You should only create model parameters for fields that will change during the modelling period. This will make your model faster with less chance of errors occurring. For example, the region in which an element is, is unlikely to change. Therefore you keep this field in the raw data - your Cassandra model will have access to the raw data set during the run, so you can always extract - for a specific element - the raw data fields you need for your model to make decisions etc.

Figure 4 shows another way to understand raw input and model parameter data in Cassandra.

Figure 4: Concept - Raw Input data vs Model Parameter Data

As shown in Figure 4, the model parameter data can be thought of as a three-dimensional array or matrix. Conceptually, within the Cassandra model, the data for a specific element, parameter and epoch can be retrieved as follows:

\[ value = model.Data[ielem, iparam, iepoch] \]

Where:

  • ielem is the zero-based index for the element.
  • iparam is the zero-based index for the parameter.
  • iepoch is the zero-based index for the epoch.

Model parameter indexes are determined based on the order in which they are listed in the model setup file. So, the first (topmost) model parameter has index zero, the second parameter has index 1 and so forth. Similarly, for elements, the first element in the raw input data is at index zero, the second element at index 1 etc.
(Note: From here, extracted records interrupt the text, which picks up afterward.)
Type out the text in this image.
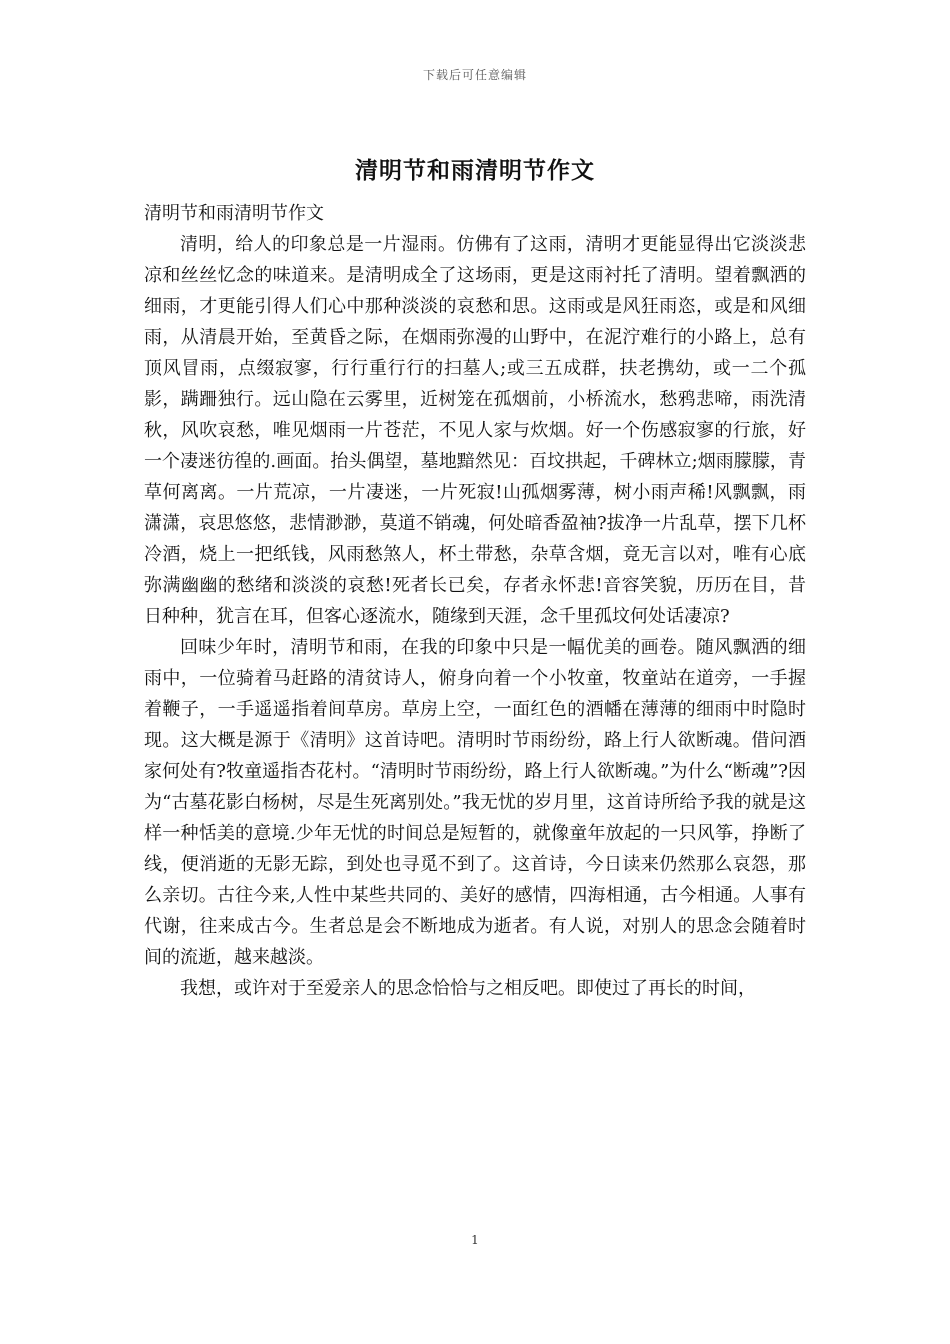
下载后可任意编辑
清明节和雨清明节作文

清明节和雨清明节作文

清明，给人的印象总是一片湿雨。仿佛有了这雨，清明才更能显得出它淡淡悲凉和丝丝忆念的味道来。是清明成全了这场雨，更是这雨衬托了清明。望着飘洒的细雨，才更能引得人们心中那种淡淡的哀愁和思。这雨或是风狂雨恣，或是和风细雨，从清晨开始，至黄昏之际，在烟雨弥漫的山野中，在泥泞难行的小路上，总有顶风冒雨，点缀寂寥，行行重行行的扫墓人;或三五成群，扶老携幼，或一二个孤影，蹒跚独行。远山隐在云雾里，近树笼在孤烟前，小桥流水，愁鸦悲啼，雨洗清秋，风吹哀愁，唯见烟雨一片苍茫，不见人家与炊烟。好一个伤感寂寥的行旅，好一个凄迷彷徨的.画面。抬头偶望，墓地黯然见：百坟拱起，千碑林立;烟雨朦朦，青草何离离。一片荒凉，一片凄迷，一片死寂!山孤烟雾薄，树小雨声稀!风飘飘，雨潇潇，哀思悠悠，悲情渺渺，莫道不销魂，何处暗香盈袖?拔净一片乱草，摆下几杯冷酒，烧上一把纸钱，风雨愁煞人，杯土带愁，杂草含烟，竟无言以对，唯有心底弥满幽幽的愁绪和淡淡的哀愁!死者长已矣，存者永怀悲!音容笑貌，历历在目，昔日种种，犹言在耳，但客心逐流水，随缘到天涯，念千里孤坟何处话凄凉?

回味少年时，清明节和雨，在我的印象中只是一幅优美的画卷。随风飘洒的细雨中，一位骑着马赶路的清贫诗人，俯身向着一个小牧童，牧童站在道旁，一手握着鞭子，一手遥遥指着间草房。草房上空，一面红色的酒幡在薄薄的细雨中时隐时现。这大概是源于《清明》这首诗吧。清明时节雨纷纷，路上行人欲断魂。借问酒家何处有?牧童遥指杏花村。“清明时节雨纷纷，路上行人欲断魂。”为什么“断魂”?因为“古墓花影白杨树，尽是生死离别处。”我无忧的岁月里，这首诗所给予我的就是这样一种恬美的意境.少年无忧的时间总是短暂的，就像童年放起的一只风筝，挣断了线，便消逝的无影无踪，到处也寻觅不到了。这首诗，今日读来仍然那么哀怨，那么亲切。古往今来,人性中某些共同的、美好的感情，四海相通，古今相通。人事有代谢，往来成古今。生者总是会不断地成为逝者。有人说，对别人的思念会随着时间的流逝，越来越淡。

我想，或许对于至爱亲人的思念恰恰与之相反吧。即使过了再长的时间，

1
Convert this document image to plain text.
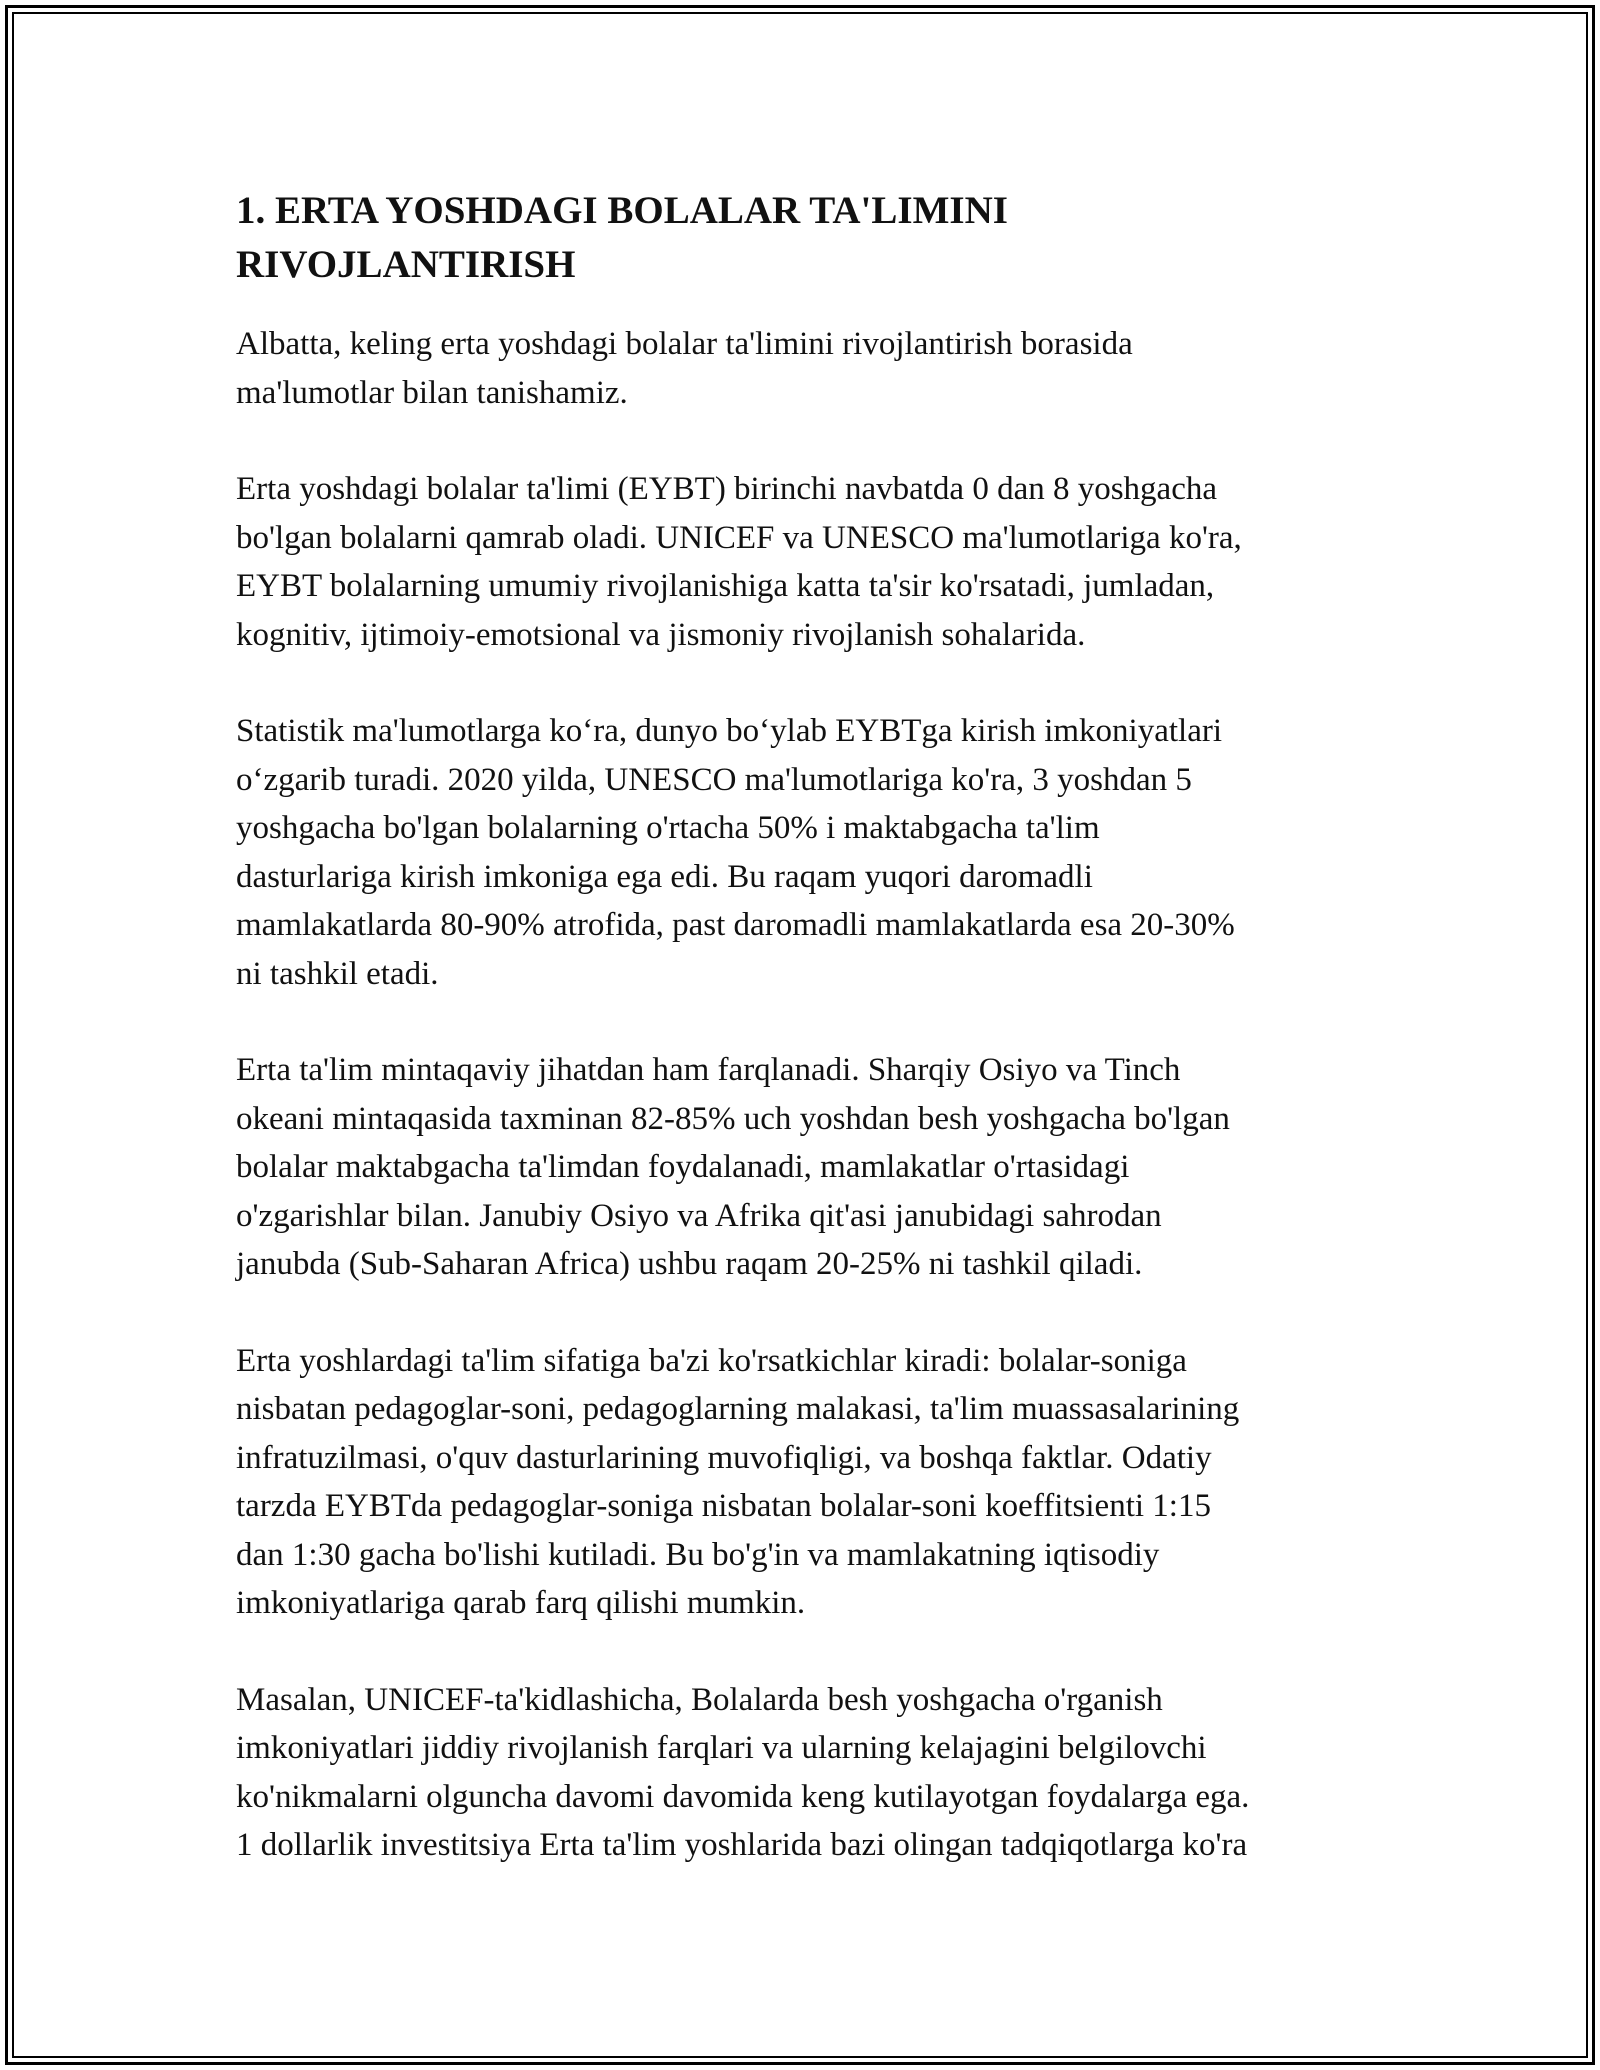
1. ERTA YOSHDAGI BOLALAR TA'LIMINI
RIVOJLANTIRISH

Albatta, keling erta yoshdagi bolalar ta'limini rivojlantirish borasida
ma'lumotlar bilan tanishamiz.

Erta yoshdagi bolalar ta'limi (EYBT) birinchi navbatda 0 dan 8 yoshgacha
bo'lgan bolalarni qamrab oladi. UNICEF va UNESCO ma'lumotlariga ko'ra,
EYBT bolalarning umumiy rivojlanishiga katta ta'sir ko'rsatadi, jumladan,
kognitiv, ijtimoiy-emotsional va jismoniy rivojlanish sohalarida.

Statistik ma'lumotlarga ko‘ra, dunyo bo‘ylab EYBTga kirish imkoniyatlari
o‘zgarib turadi. 2020 yilda, UNESCO ma'lumotlariga ko'ra, 3 yoshdan 5
yoshgacha bo'lgan bolalarning o'rtacha 50% i maktabgacha ta'lim
dasturlariga kirish imkoniga ega edi. Bu raqam yuqori daromadli
mamlakatlarda 80-90% atrofida, past daromadli mamlakatlarda esa 20-30%
ni tashkil etadi.

Erta ta'lim mintaqaviy jihatdan ham farqlanadi. Sharqiy Osiyo va Tinch
okeani mintaqasida taxminan 82-85% uch yoshdan besh yoshgacha bo'lgan
bolalar maktabgacha ta'limdan foydalanadi, mamlakatlar o'rtasidagi
o'zgarishlar bilan. Janubiy Osiyo va Afrika qit'asi janubidagi sahrodan
janubda (Sub-Saharan Africa) ushbu raqam 20-25% ni tashkil qiladi.

Erta yoshlardagi ta'lim sifatiga ba'zi ko'rsatkichlar kiradi: bolalar-soniga
nisbatan pedagoglar-soni, pedagoglarning malakasi, ta'lim muassasalarining
infratuzilmasi, o'quv dasturlarining muvofiqligi, va boshqa faktlar. Odatiy
tarzda EYBTda pedagoglar-soniga nisbatan bolalar-soni koeffitsienti 1:15
dan 1:30 gacha bo'lishi kutiladi. Bu bo'g'in va mamlakatning iqtisodiy
imkoniyatlariga qarab farq qilishi mumkin.

Masalan, UNICEF-ta'kidlashicha, Bolalarda besh yoshgacha o'rganish
imkoniyatlari jiddiy rivojlanish farqlari va ularning kelajagini belgilovchi
ko'nikmalarni olguncha davomi davomida keng kutilayotgan foydalarga ega.
1 dollarlik investitsiya Erta ta'lim yoshlarida bazi olingan tadqiqotlarga ko'ra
Thus, conceptually, to retrieve the model parameter data for the element in input row 100, for the third parameter in the model setup file, and for epoch 3, Cassandra will use:

\[ value = model.Data[99, 2, 3] \] It is not needed for you to (yet) fully understand the above indexing system. Just take note that there are two data components, being raw input data and model parameter data, and take note of how they differ.